Bajo mi punto de vista, cometió un error en 2005 al expresar públicamente que quería irse del equipo estudiantil al Real Madrid. Se echó en su contra a su afición (la cual siempre le quiso) y no consiguió el reto de jugar con la elástica blanca porque el club de Chamartín no puso toda la carne en el asador (el grande siempre marca los tiempos y las formas). Recuerdo que firmó su mejor campaña en la 2005/2006 a pesar de la inestabilidad del equipo en la tabla y de su estado de ánimo (pitado por un sector amplio de la grada colegial). Defraudado, en el verano de 2006 eligió Málaga como destino y allí cumplió cinco temporadas de más a menos. Ahora que ha vuelto con Pepu al Estu, su juego ha recuperado la energía y parece que los años no pasan por él. Que no tosa Jiménez esta temporada, porque si no el Estu cogerá una gripe. Salud para él ante todo.

Como aficionado al baloncesto y periodista, ciertamente volví a percibir esa pasión por el baloncesto puro que representa Jiménez. La modestia como principio.

¿Os gusta el nuevo Estu?


Con Pepu, con Carlos Jiménez (aún recuerdo esa camiseta azul del 10) y con un plantel que combina lo tradicional del Estu: muchísima juventud en forma de apuestas con americanos que vienen a ser los protagonistas.

Creo que donde más sufrirá el equipo de Pepu será en la posición de base. La reducción del presupuesto a 2.3 millones de euros aproximadamente ha provocado que el conjunto del Ramiro tenga que apostar por Jayson Granger y por Jaime Fernández. De la progresión de estos dos dependerá gran parte de la campaña ya que no sólo es importantísima su posición sino que aún no han demostrado una solidez definitiva en el campo (más lógica en el caso de Jaime).

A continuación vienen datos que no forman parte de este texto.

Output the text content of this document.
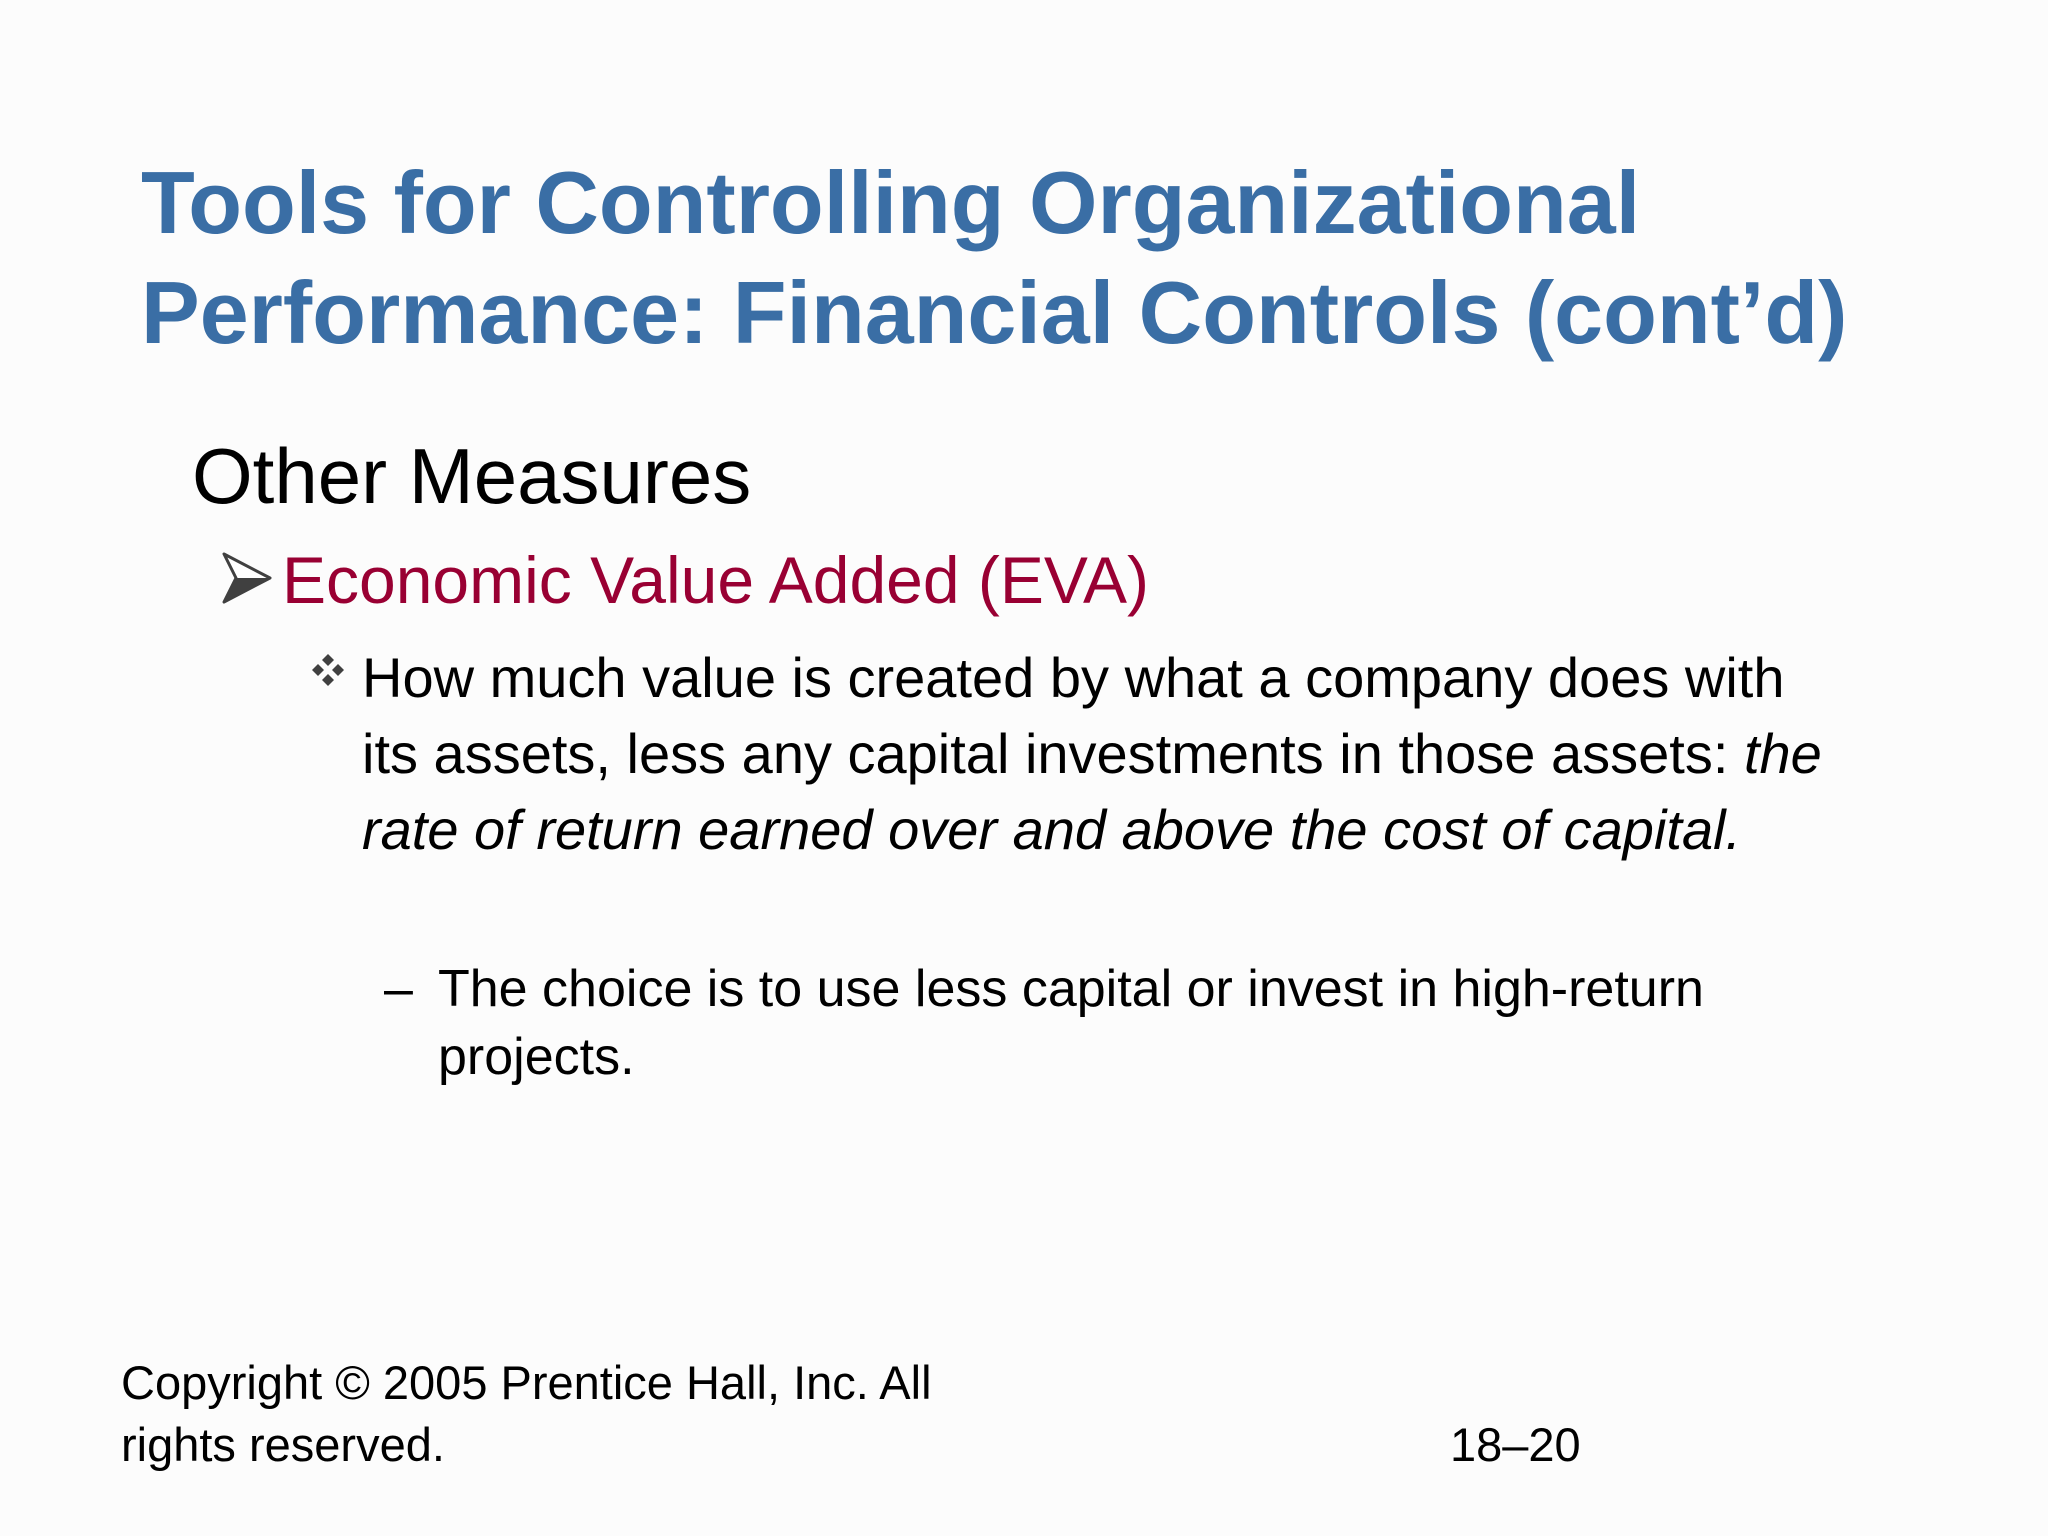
Tools for Controlling Organizational
Performance: Financial Controls (cont’d)
Other Measures
Economic Value Added (EVA)
How much value is created by what a company does with its assets, less any capital investments in those assets: the rate of return earned over and above the cost of capital.
– The choice is to use less capital or invest in high-return projects.
Copyright © 2005 Prentice Hall, Inc. All
rights reserved.	18–20
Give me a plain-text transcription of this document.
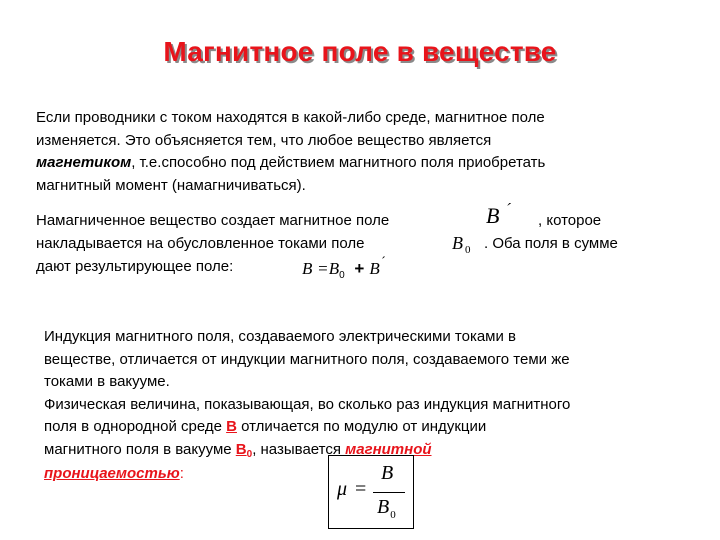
Магнитное поле в веществе
Если проводники с током находятся в какой-либо среде, магнитное поле
изменяется. Это объясняется тем, что любое вещество является
магнетиком, т.е.способно под действием магнитного поля приобретать
магнитный момент (намагничиваться).
Намагниченное вещество создает магнитное поле	B ´
, которое
накладывается на обусловленное токами поле	B $_0$ . Оба поля в сумме
дают результирующее поле:	$B =B_0 + B$ ´
Индукция магнитного поля, создаваемого электрическими токами в
веществе, отличается от индукции магнитного поля, создаваемого теми же
токами в вакууме.
Физическая величина, показывающая, во сколько раз индукция магнитного
поля в однородной среде B отличается по модулю от индукции
магнитного поля в вакууме $B_0$, называется магнитной
проницаемостью:
μ =
B
$B_0$
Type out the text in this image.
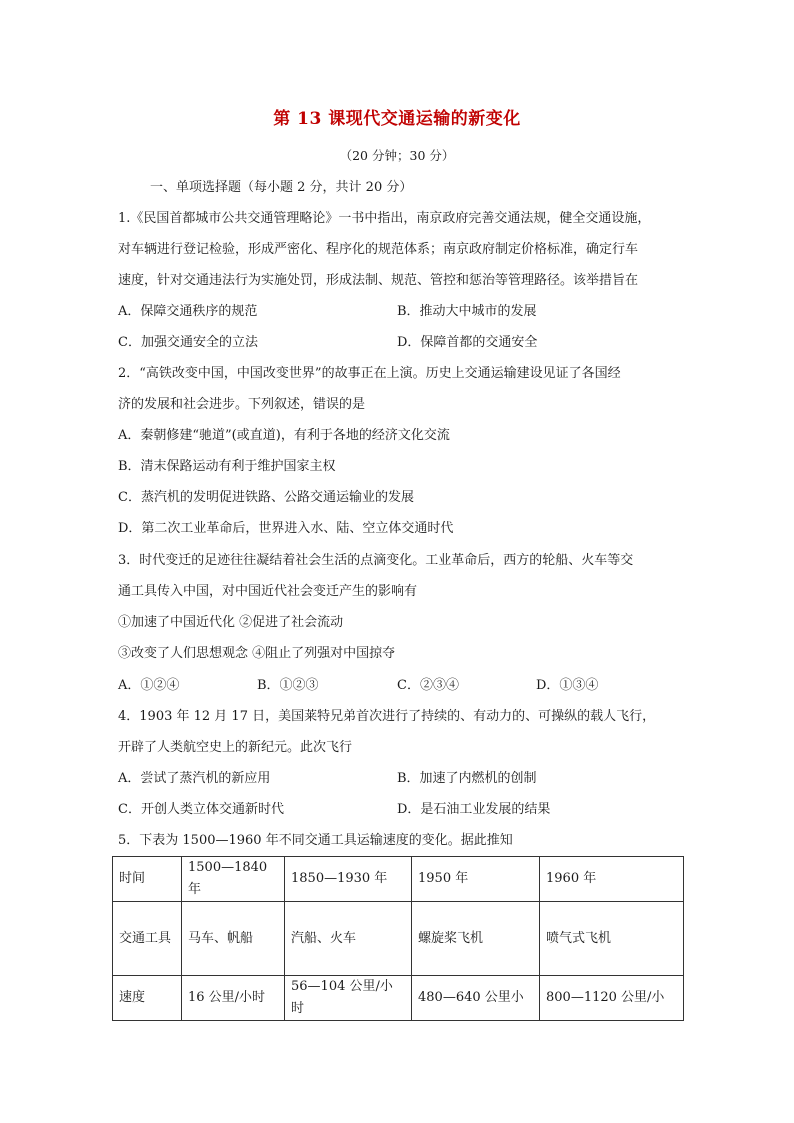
第 13 课现代交通运输的新变化
（20 分钟；30 分）
一、单项选择题（每小题 2 分，共计 20 分）
1.《民国首都城市公共交通管理略论》一书中指出，南京政府完善交通法规，健全交通设施，
对车辆进行登记检验，形成严密化、程序化的规范体系；南京政府制定价格标准，确定行车
速度，针对交通违法行为实施处罚，形成法制、规范、管控和惩治等管理路径。该举措旨在
A．保障交通秩序的规范	B．推动大中城市的发展
C．加强交通安全的立法	D．保障首都的交通安全
2．“高铁改变中国，中国改变世界”的故事正在上演。历史上交通运输建设见证了各国经
济的发展和社会进步。下列叙述，错误的是
A．秦朝修建“驰道”(或直道)，有利于各地的经济文化交流
B．清末保路运动有利于维护国家主权
C．蒸汽机的发明促进铁路、公路交通运输业的发展
D．第二次工业革命后，世界进入水、陆、空立体交通时代
3．时代变迁的足迹往往凝结着社会生活的点滴变化。工业革命后，西方的轮船、火车等交
通工具传入中国，对中国近代社会变迁产生的影响有
①加速了中国近代化 ②促进了社会流动
③改变了人们思想观念 ④阻止了列强对中国掠夺
A．①②④	B．①②③	C．②③④	D．①③④
4．1903 年 12 月 17 日，美国莱特兄弟首次进行了持续的、有动力的、可操纵的载人飞行，
开辟了人类航空史上的新纪元。此次飞行
A．尝试了蒸汽机的新应用	B．加速了内燃机的创制
C．开创人类立体交通新时代	D．是石油工业发展的结果
5．下表为 1500—1960 年不同交通工具运输速度的变化。据此推知
时间	1500—1840 年	1850—1930 年	1950 年	1960 年
交通工具	马车、帆船	汽船、火车	螺旋桨飞机	喷气式飞机
速度	16 公里/小时	56—104 公里/小时	480—640 公里小	800—1120 公里/小
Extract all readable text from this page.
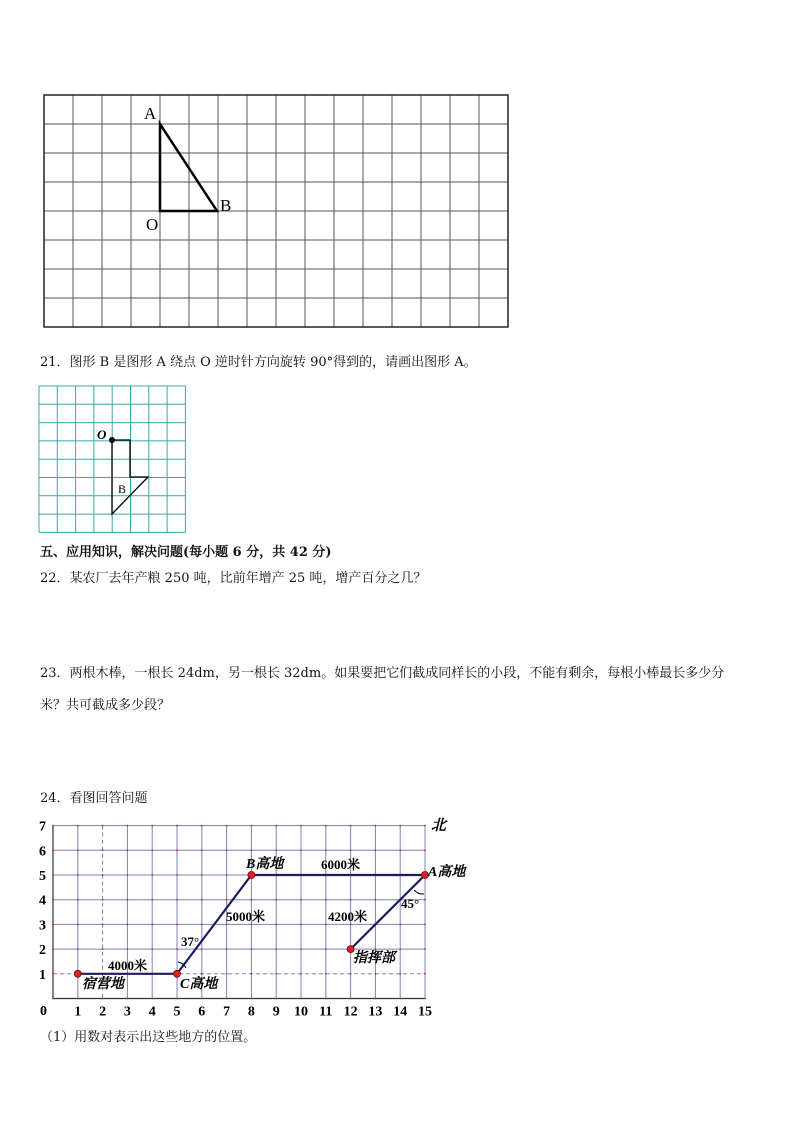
A
B
O
21．图形 B 是图形 A 绕点 O 逆时针方向旋转 90°得到的，请画出图形 A。
O
B
五、应用知识，解决问题(每小题 6 分，共 42 分)
22．某农厂去年产粮 250 吨，比前年增产 25 吨，增产百分之几？
23．两根木棒，一根长 24dm，另一根长 32dm。如果要把它们截成同样长的小段，不能有剩余，每根小棒最长多少分
米？共可截成多少段？
24．看图回答问题
1 2 3 4 5 6 7 8 9 10 11 12 13 14 15
1
2
3
4
5
6
7	北
0
宿营地	C高地
B高地
A高地
指挥部
4000米
5000米
6000米
4200米
37°
45°
（1）用数对表示出这些地方的位置。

Por dentro no anda muy mal. Con Germán y con Carlos Jiménez, la papeleta estará resuelta. Que continúe Sergio Sánchez será vital, pero más de 200.000 euros no podrá recibir. Se me antoja corta la plantilla a pesar de la incorporación de Wright. Hace falta otro anotador que sume quince puntos por fuera.

Por lo demás, la ilusión ha vuelto a la calle Serrano 127, pero nadie duda de que, salvo milagro, el conjunto de Pepu Hernández no tiene plantilla aún para aspirar a ser como mínimo octavo.